While this legal battle is far from over, the U.S. Supreme Court, in a separate but related instance, has offered up a major victory to the faith community — Supreme Court Offers Victory to World Vision in Religious Discrimination Lawsuit.
The Supreme Court let stand a 9th Circuit ruling that affirmed World Vision, a Christian aid organization’s, right to fire employees who don‘t share the humanitarian group’s religious beliefs. This, much like the Hosanna-Tabor case, involves the “ministerial exception,” which is a legal doctrine that provides protection to churches and religious institutions, alike, from government intervention in employment decisions.
In describing how faith plays into the organization’s hiring process, World Vision’s U.S. president, Richard Stearns, said in a statement on Monday that it is “…vital to the integrity of our mission to serve the poor as followers of Jesus Christ.”

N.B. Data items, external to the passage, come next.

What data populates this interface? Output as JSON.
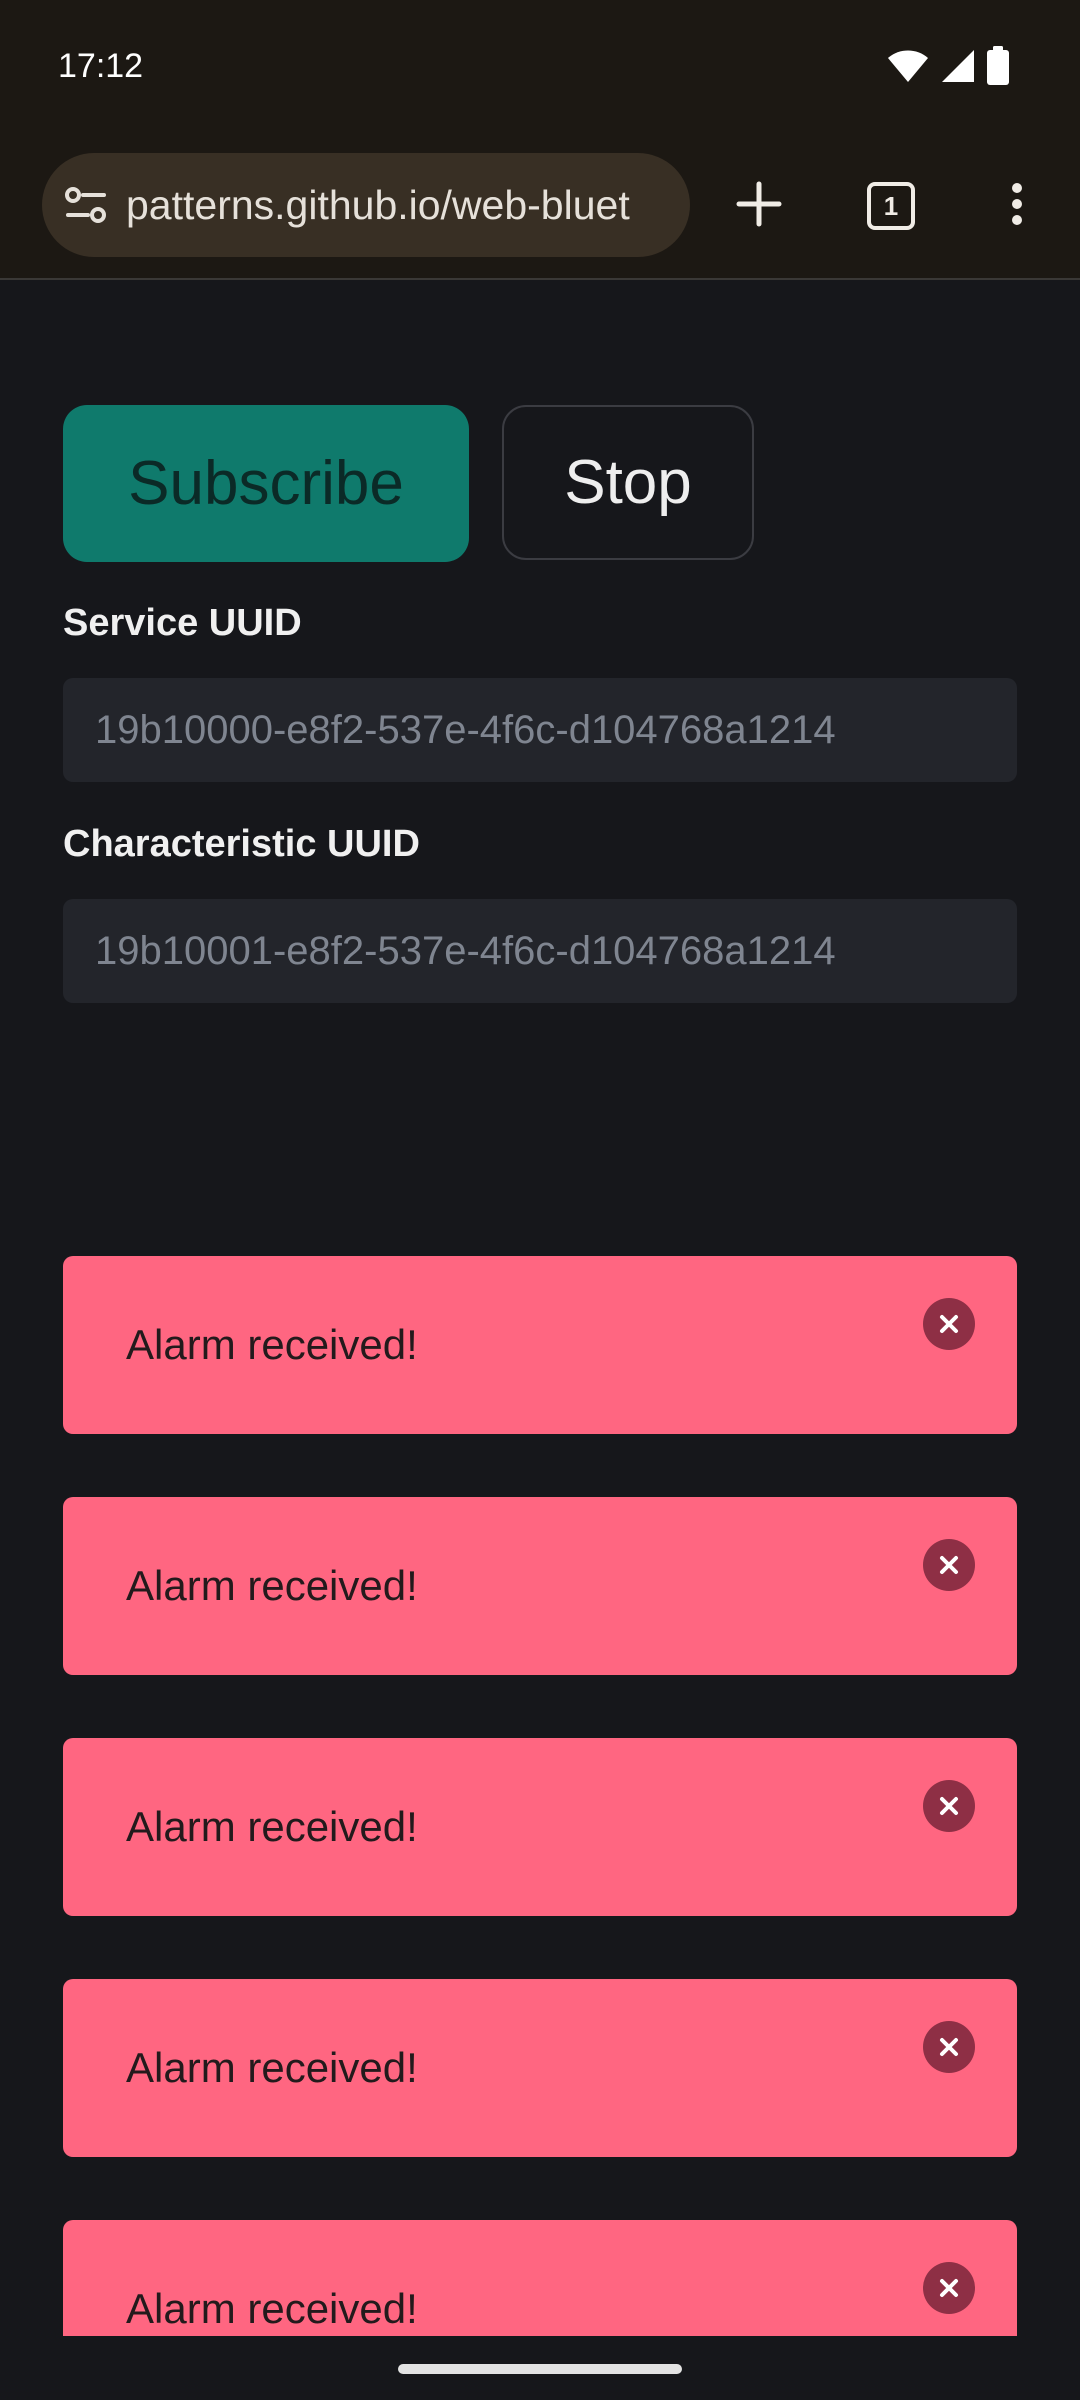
{
  "status_bar": {
    "time": "17:12",
    "icons": [
      "wifi-icon",
      "cellular-signal-icon",
      "battery-icon"
    ]
  },
  "browser": {
    "url": "patterns.github.io/web-bluet",
    "tab_count": "1",
    "icons": [
      "site-settings-icon",
      "new-tab-icon",
      "tab-switcher-icon",
      "more-menu-icon"
    ]
  },
  "page": {
    "subscribe_label": "Subscribe",
    "stop_label": "Stop",
    "service_label": "Service UUID",
    "service_placeholder": "19b10000-e8f2-537e-4f6c-d104768a1214",
    "service_value": "",
    "characteristic_label": "Characteristic UUID",
    "characteristic_placeholder": "19b10001-e8f2-537e-4f6c-d104768a1214",
    "characteristic_value": ""
  },
  "alerts": [
    {
      "message": "Alarm received!",
      "close_icon": "close-icon"
    },
    {
      "message": "Alarm received!",
      "close_icon": "close-icon"
    },
    {
      "message": "Alarm received!",
      "close_icon": "close-icon"
    },
    {
      "message": "Alarm received!",
      "close_icon": "close-icon"
    },
    {
      "message": "Alarm received!",
      "close_icon": "close-icon"
    }
  ],
  "colors": {
    "background": "#16171b",
    "browser_chrome": "#1c1813",
    "url_pill": "#382f24",
    "subscribe_button": "#0f7a6c",
    "alert_background": "#ff6681",
    "alert_close": "#8e2f45",
    "input_background": "#23252b"
  }
}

In this particular case, the former employees who were suing the organization had initially signed a statement of faith (a document that reaffirms that they believe in Jesus Christ and the elements embraced by the organization). But when they could no longer claim that they adhered to these values, they were terminated.
The argument here, as in the Hosanna-Tabor case is that the organization, which involves itself in economic development and disaster relief activities, isn’t entirely a religious organization. Thus, in the eyes of the terminated employees and their legal team, the organization wouldn’t be exempt from Title VII of the 1964 Civil Rights Act (which forbids religious discrimination). By not hearing the case, though, the Supreme Court offered up a victory to World Vision.
So why does Obama not like the ‘discriminatory religious doctrine’ that church faith organizations can hire and fire based on the employees religion?